Les films mettant en scène le fameux couloir de la mort sont quand même assez nombreux. L’un des plus populaires est sans aucun doute « Dead Man Walking » de Tim Robbins avec Susan Sarandon et Sean Penn. Si la plupart sont des drames, « Dead Man Talking », le nouveau long métrage de Patrick Ridremont, préfère la voie de la satire. Est-ce que la qualité est tout de même au rendez-vous? Consultez notre critique.

Parler pour sauver sa peau

William Lamers (Patrick Ridremont) est le dernier condamné à mort d’une prison désaffectée. Il a été condamné à la peine capitale par poison pour avoir commis des homicides. Avant l’injection fatale, il a le droit à une dernière déclaration. Cependant, la loi est muette quant à la durée de cette déclaration.

L’homme profite de ce vide juridique pour retarder le moment fatidique. Ainsi, comme Shéhérazade dans le conte Les mille et une nuits, il tient un monologue tous les soirs de 20 h à minuit.

De plus en plus de gens et de journalistes s’intéressent à son cas, si bien que le gouverneur Stieg Brodeck (Jean-Luc Couchard), avec l’aide de sa secrétaire Élisabeth Lacroix (Virginie Efira), prend la décision de transformer son exécution en émission de téléréalité.

Le cas de William Lamers prend des proportions démesurées. En effet, il devient rapidement l’enjeu principal de la campagne électorale en cours pour le poste de gouverneur.

Une critique de la peine de mort?

Dead Man Talking n’est pas, du moins à première vue, une critique de la peine de mort. Il reste tout de même qu’après son visionnement, il est difficile d’être favorable à cette pratique. Cela ne l'empêche pas de dénoncer une ou deux facettes de notre société. 

Même si la prémisse est absurde (un homme qui parle pour sauver sa peau), elle est drôlement efficace et assez bien exploitée par le scénario. Les premières minutes sont à ce propos puissantes et nous captivent immédiatement. Le rythme du film est par ailleurs assez soutenu, bien que l’on sente une légère baisse de la pression à mi-parcours. La fin ne surprend pas, mais ne déçoit pas non plus. 

Il est vrai que l’on est dans le satirique, mais jamais on ne tombe dans l’idiotie pure. Le personnage principal n’est pas un enfant de chœur et a été enfermé, car il a commis des meurtres horribles, du moins c’est ce que l’on nous laisse croire (jamais on ne va savoir exactement qui il a tué ni pourquoi il a fait ça). Il a « mérité » d’être là, si on peut dire.

Le « problème » se situe surtout autour de ce que va vivre ce condamné à mort. L’idée de filmer l’exécution d’un homme pour mousser sa candidature est tout simplement grotesque. Et pourtant, c’est ce que fait le gouverneur sans que personne ne se plaigne.

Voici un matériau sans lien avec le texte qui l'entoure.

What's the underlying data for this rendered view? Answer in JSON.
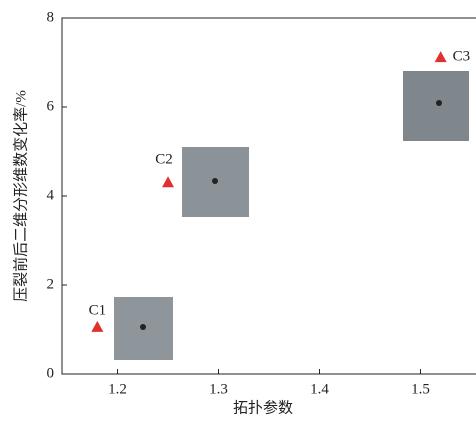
{
  "chart_data": {
    "type": "scatter",
    "xlabel": "拓扑参数",
    "ylabel": "压裂前后二维分形维数变化率/%",
    "x": [
      1.18,
      1.25,
      1.52
    ],
    "values": [
      1.06,
      4.31,
      7.12
    ],
    "labels": [
      "C1",
      "C2",
      "C3"
    ],
    "color": "#e03030",
    "xlim": [
      1.145,
      1.555
    ],
    "ylim": [
      0,
      8
    ],
    "xticks": [
      1.2,
      1.3,
      1.4,
      1.5
    ],
    "yticks": [
      0,
      2,
      4,
      6,
      8
    ]
  }
}
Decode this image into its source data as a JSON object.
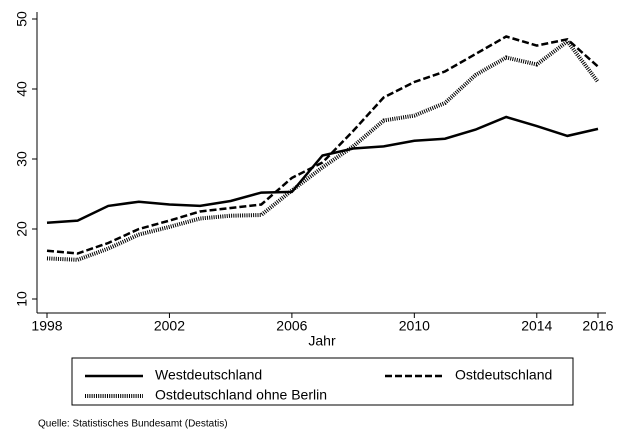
{
  "chart_data": {
    "type": "line",
    "x_label": "Jahr",
    "note": "Quelle: Statistisches Bundesamt (Destatis)",
    "x": [
      1998,
      1999,
      2000,
      2001,
      2002,
      2003,
      2004,
      2005,
      2006,
      2007,
      2008,
      2009,
      2010,
      2011,
      2012,
      2013,
      2014,
      2015,
      2016
    ],
    "xlim": [
      1998,
      2016
    ],
    "xticks": [
      1998,
      2002,
      2006,
      2010,
      2014,
      2016
    ],
    "ylim": [
      10,
      50
    ],
    "yticks": [
      10,
      20,
      30,
      40,
      50
    ],
    "series": [
      {
        "name": "Westdeutschland",
        "color": "#000000",
        "dash": "solid",
        "values": [
          20.9,
          21.2,
          23.3,
          23.9,
          23.5,
          23.3,
          24.0,
          25.2,
          25.3,
          30.5,
          31.5,
          31.8,
          32.6,
          32.9,
          34.2,
          36.0,
          34.7,
          33.3,
          34.3
        ]
      },
      {
        "name": "Ostdeutschland",
        "color": "#000000",
        "dash": "dash",
        "values": [
          16.9,
          16.5,
          18.0,
          20.0,
          21.2,
          22.5,
          23.0,
          23.5,
          27.3,
          29.5,
          34.0,
          38.8,
          41.0,
          42.5,
          45.0,
          47.5,
          46.2,
          47.1,
          43.2
        ]
      },
      {
        "name": "Ostdeutschland ohne Berlin",
        "color": "#000000",
        "dash": "dot",
        "values": [
          15.8,
          15.6,
          17.2,
          19.2,
          20.3,
          21.5,
          21.9,
          22.0,
          25.5,
          28.8,
          31.8,
          35.5,
          36.2,
          38.0,
          42.0,
          44.5,
          43.5,
          46.8,
          41.0
        ]
      }
    ]
  }
}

Un peu comme le public qui l’écoute tous les soirs, nous commençons à éprouver une certaine sympathie pour ce détenu (mais peut-être moins qu’on le devrait). Sans justifier les terribles gestes qu’il a commis, on comprend un peu mieux pourquoi il en est rendu là. Le long métrage comporte d'ailleurs quelques retours en arrière brillamment réalisés pour nous montrer certaines facettes de sa vie (une jeunesse difficile, un amour perdu, etc.).

La distribution de Dead Man Talking est, quant à elle, compétente. Certains personnages tombent dans le cliché, mais il ne s’agit pas ici d’un défaut. C’est plutôt justifié par le contexte du film. On peut faire le même constat avec les décors qui sont mornes et glauques.

Verdict

Avec Dead Man Talking, Patrick Ridremont nous permet de visiter le couloir de la mort sous un angle insolite qui ne plaira peut-être pas à tous, mais qui ne laissera personne indifférent.